Recall your retail time series data (from Exercise 7 in Section 2.10). Decompose the series using X-11. Does it reveal any outliers, or unusual features that you had not noticed previously?
retail <- aus_retail |>
filter(`Series ID` == sample(aus_retail$`Series ID`,1))
glimpse(retail)
## Rows: 441
## Columns: 5
## Key: State, Industry [1]
## $ State <chr> "South Australia", "South Australia", "South Australia", "…
## $ Industry <chr> "Other retailing", "Other retailing", "Other retailing", "…
## $ `Series ID` <chr> "A3349433W", "A3349433W", "A3349433W", "A3349433W", "A3349…
## $ Month <mth> 1982 Apr, 1982 May, 1982 Jun, 1982 Jul, 1982 Aug, 1982 Sep…
## $ Turnover <dbl> 34.2, 34.4, 32.7, 36.2, 36.1, 36.0, 38.4, 41.2, 57.6, 36.6…
Now, we can decompose the retail time series using the X-11 method and extract the componets. Note: to run X-11, we need to convert the data to a plain monthly ts object first and call seas() with x11 = ““.
library(fpp3)
library(seasonal)
##
## Attaching package: 'seasonal'
## The following object is masked from 'package:tibble':
##
## view
retail <- aus_retail |>
filter(`Series ID` == sample(unique(`Series ID`), 1)) |>
arrange(Month) |>
select(Month, Turnover)
ret_ts <- ts(retail$Turnover,
start = c(lubridate::year(min(retail$Month)),
lubridate::month(min(retail$Month))),
frequency = 12)
fit <- seas(ret_ts, x11 = "")
sa <- series(fit, "d11")
trend <- series(fit, "d12")
irr <- series(fit, "d13")
sfac <- series(fit, "d10")
irreg_z <- scale(as.numeric(irr))
outliers <- tibble::tibble(Month = retail$Month,
original = as.numeric(ret_ts),
sa = as.numeric(sa),
trend = as.numeric(trend),
irregular = as.numeric(irr),
z = as.numeric(irreg_z)) |>
dplyr::filter(abs(z) > 3)
outliers
## # A tibble: 8 × 6
## Month original sa trend irregular z
## <mth> <dbl> <dbl> <dbl> <dbl> <dbl>
## 1 1982 Jun 9.9 11.3 9.78 1.15 3.75
## 2 1986 Jan 13.4 17.1 14.1 1.21 5.14
## 3 1986 May 18.8 17.3 14.6 1.18 4.54
## 4 1987 Oct 14.1 14.4 16.5 0.874 -3.15
## 5 1993 Jul 20 20.1 23.2 0.865 -3.37
## 6 1999 Jan 24.6 29.2 24.1 1.21 5.14
## 7 2000 Jun 29.3 32.3 26.3 1.23 5.62
## 8 2000 Jul 20.8 21.2 26.4 0.804 -4.89
The output shows the months where the irregular component has a z-score greater than 3, indicating potential outliers in the retail time series data.

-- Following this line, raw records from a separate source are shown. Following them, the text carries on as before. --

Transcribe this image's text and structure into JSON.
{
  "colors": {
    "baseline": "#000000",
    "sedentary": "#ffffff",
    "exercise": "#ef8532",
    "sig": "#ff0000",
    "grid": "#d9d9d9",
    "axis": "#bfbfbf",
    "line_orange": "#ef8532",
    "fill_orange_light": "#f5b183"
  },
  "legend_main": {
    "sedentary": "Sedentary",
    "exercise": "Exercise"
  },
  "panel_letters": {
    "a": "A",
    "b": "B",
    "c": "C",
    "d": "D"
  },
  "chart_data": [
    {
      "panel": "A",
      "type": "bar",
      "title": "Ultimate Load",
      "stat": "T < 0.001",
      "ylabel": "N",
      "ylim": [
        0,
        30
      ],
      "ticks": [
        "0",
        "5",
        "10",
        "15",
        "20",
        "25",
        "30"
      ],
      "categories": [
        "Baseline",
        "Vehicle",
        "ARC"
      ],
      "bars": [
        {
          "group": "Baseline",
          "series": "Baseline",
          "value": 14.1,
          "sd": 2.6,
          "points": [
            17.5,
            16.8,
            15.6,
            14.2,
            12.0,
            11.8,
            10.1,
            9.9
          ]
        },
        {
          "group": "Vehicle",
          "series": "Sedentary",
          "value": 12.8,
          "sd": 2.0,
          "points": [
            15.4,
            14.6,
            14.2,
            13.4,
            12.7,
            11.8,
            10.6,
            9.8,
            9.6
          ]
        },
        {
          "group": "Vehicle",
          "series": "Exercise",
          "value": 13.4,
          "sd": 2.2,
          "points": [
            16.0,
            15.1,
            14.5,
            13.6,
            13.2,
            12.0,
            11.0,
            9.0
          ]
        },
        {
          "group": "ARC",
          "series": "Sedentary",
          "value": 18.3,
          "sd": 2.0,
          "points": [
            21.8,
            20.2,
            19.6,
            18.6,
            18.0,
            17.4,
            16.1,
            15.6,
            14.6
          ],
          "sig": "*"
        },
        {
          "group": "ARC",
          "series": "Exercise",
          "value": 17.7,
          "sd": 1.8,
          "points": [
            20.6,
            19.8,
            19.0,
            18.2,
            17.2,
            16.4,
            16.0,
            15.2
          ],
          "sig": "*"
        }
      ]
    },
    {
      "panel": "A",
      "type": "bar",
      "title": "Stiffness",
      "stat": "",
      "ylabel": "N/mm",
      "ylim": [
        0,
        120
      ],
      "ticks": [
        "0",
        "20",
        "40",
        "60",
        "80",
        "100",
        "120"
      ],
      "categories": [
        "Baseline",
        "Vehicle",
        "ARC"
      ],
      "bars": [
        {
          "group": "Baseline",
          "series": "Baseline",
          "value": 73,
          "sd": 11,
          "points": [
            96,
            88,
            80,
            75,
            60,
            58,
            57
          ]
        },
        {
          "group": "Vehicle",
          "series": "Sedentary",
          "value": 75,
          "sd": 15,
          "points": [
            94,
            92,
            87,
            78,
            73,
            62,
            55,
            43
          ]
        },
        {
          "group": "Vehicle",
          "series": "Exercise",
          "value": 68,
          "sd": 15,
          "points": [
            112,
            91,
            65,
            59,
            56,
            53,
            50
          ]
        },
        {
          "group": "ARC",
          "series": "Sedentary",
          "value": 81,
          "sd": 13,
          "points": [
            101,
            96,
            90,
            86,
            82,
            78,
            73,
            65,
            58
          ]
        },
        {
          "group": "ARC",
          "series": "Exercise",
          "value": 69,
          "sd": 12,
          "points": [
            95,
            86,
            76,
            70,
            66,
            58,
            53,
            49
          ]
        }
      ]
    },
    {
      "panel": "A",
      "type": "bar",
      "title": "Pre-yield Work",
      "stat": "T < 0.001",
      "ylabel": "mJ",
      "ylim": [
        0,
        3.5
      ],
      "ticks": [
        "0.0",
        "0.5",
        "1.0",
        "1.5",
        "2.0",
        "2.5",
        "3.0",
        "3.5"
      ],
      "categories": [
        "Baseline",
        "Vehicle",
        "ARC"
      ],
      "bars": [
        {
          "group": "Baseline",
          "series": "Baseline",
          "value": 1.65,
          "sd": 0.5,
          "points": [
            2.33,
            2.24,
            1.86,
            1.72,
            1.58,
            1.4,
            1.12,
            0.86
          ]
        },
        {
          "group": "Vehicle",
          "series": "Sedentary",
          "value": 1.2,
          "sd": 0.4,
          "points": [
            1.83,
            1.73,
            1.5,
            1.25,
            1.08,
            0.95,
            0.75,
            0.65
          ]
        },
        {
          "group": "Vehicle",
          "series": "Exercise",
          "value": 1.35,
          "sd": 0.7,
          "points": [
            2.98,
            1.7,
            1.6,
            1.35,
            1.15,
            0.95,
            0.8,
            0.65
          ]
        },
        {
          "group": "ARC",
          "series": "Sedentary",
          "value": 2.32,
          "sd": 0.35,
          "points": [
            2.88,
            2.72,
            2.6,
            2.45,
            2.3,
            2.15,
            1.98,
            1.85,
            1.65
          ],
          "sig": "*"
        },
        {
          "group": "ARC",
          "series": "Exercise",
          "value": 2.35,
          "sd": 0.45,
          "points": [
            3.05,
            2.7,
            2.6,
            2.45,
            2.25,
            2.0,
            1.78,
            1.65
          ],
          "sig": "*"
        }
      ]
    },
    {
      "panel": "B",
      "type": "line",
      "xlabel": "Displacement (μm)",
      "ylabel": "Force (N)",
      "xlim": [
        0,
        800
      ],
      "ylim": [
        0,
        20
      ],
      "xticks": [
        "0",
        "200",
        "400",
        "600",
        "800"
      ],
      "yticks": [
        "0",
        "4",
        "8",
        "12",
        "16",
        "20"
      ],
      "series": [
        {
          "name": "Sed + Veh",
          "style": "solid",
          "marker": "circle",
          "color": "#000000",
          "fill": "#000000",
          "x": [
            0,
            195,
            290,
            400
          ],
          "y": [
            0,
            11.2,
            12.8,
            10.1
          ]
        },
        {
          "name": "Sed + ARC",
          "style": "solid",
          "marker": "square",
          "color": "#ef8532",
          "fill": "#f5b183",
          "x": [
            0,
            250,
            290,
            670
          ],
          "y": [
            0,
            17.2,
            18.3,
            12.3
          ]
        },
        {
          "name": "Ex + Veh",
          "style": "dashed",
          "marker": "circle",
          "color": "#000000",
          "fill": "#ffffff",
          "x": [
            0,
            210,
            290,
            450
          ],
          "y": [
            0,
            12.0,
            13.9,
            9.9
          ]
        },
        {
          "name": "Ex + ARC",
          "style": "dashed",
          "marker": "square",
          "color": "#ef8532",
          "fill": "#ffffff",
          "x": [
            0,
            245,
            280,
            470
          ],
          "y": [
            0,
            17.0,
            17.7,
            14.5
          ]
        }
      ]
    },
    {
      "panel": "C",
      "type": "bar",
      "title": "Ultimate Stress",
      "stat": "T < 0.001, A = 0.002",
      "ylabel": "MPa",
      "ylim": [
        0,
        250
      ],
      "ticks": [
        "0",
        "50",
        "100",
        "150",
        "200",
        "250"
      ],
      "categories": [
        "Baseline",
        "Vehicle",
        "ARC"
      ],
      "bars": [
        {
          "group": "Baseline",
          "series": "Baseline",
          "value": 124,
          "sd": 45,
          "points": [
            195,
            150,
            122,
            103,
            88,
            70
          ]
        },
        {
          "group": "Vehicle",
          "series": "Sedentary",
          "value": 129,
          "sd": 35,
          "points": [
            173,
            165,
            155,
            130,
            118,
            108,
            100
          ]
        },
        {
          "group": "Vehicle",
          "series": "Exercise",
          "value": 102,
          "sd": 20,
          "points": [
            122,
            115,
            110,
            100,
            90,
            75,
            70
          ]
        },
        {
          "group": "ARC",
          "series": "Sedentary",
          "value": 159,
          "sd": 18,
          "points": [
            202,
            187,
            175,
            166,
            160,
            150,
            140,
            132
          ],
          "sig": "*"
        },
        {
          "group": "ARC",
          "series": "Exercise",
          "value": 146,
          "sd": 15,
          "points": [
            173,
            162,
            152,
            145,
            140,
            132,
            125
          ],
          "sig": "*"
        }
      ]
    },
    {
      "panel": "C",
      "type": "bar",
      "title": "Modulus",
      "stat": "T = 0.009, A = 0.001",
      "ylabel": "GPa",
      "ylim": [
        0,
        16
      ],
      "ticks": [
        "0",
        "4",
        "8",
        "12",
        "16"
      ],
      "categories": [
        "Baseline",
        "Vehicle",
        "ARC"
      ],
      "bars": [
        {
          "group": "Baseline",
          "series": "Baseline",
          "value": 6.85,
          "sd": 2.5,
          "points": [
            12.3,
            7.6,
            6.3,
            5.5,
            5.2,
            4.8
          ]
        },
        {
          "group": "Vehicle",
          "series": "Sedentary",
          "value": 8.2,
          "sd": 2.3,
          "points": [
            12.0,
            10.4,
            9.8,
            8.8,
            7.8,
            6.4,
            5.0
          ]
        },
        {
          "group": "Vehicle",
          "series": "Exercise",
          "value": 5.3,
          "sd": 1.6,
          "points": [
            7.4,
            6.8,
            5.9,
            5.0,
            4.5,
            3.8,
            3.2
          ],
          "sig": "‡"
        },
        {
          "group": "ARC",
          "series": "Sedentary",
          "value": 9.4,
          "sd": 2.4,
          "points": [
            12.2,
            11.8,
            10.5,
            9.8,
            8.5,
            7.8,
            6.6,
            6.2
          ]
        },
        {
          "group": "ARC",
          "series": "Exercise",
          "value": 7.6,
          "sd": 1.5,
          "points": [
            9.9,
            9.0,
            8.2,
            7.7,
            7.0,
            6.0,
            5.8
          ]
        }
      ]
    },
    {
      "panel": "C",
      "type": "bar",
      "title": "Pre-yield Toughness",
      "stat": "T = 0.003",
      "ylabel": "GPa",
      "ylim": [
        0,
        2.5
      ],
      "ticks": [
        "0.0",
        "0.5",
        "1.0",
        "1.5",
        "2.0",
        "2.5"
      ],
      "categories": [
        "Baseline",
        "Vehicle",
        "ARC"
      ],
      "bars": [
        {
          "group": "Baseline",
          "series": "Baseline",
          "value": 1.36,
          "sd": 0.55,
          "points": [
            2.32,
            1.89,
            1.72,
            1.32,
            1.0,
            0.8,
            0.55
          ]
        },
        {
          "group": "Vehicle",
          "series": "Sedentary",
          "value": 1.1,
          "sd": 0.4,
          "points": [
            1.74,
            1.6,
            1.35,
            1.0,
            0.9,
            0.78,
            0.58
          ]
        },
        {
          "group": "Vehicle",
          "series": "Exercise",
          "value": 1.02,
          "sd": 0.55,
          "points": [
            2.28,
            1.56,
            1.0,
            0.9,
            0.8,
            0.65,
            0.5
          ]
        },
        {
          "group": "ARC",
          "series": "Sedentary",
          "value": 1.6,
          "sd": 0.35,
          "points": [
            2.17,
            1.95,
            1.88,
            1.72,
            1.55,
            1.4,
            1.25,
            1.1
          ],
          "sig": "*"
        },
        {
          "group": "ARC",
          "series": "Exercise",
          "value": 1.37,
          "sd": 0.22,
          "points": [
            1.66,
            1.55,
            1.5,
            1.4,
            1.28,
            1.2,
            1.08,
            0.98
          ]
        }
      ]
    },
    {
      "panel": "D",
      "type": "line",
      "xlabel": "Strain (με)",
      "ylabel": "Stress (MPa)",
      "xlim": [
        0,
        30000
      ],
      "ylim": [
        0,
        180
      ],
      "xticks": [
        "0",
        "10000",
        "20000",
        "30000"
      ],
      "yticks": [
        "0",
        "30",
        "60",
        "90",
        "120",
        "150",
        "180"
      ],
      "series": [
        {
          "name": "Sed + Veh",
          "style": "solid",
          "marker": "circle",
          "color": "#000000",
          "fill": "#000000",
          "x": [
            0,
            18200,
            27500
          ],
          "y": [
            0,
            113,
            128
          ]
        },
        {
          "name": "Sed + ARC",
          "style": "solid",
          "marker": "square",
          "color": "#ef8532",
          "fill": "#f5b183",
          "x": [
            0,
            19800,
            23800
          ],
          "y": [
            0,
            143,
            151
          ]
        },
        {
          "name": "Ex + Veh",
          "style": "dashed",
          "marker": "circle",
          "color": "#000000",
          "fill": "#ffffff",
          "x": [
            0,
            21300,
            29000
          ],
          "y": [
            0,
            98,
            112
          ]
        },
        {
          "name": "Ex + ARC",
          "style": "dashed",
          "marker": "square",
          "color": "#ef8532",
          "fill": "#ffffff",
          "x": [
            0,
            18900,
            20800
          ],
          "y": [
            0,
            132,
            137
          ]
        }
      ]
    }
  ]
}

Figures 3.19 and 3.20 show the result of decomposing the number of persons in the civilian labour force in Australia each month from February 1978 to August 1995.
The trend rises steadily from around 6.0k to 9k, so the long run movement dominates the series.
Paying attention to the different y-axis scales makes it clear that trend is the main driver, seasonality is consistent but comparatively small
The remainder is usually modest , but there’s a large negative outlier in the early 1990s , this can be also noise.
b.Is the recession of 1991/1992 visible in the estimated components?
Yes, the recession of 1991/1992 is visible in the estimated components. The trend component shows a noticeable dip during this period before resuming its rise, and the remainder shows a large negative spike around the same time.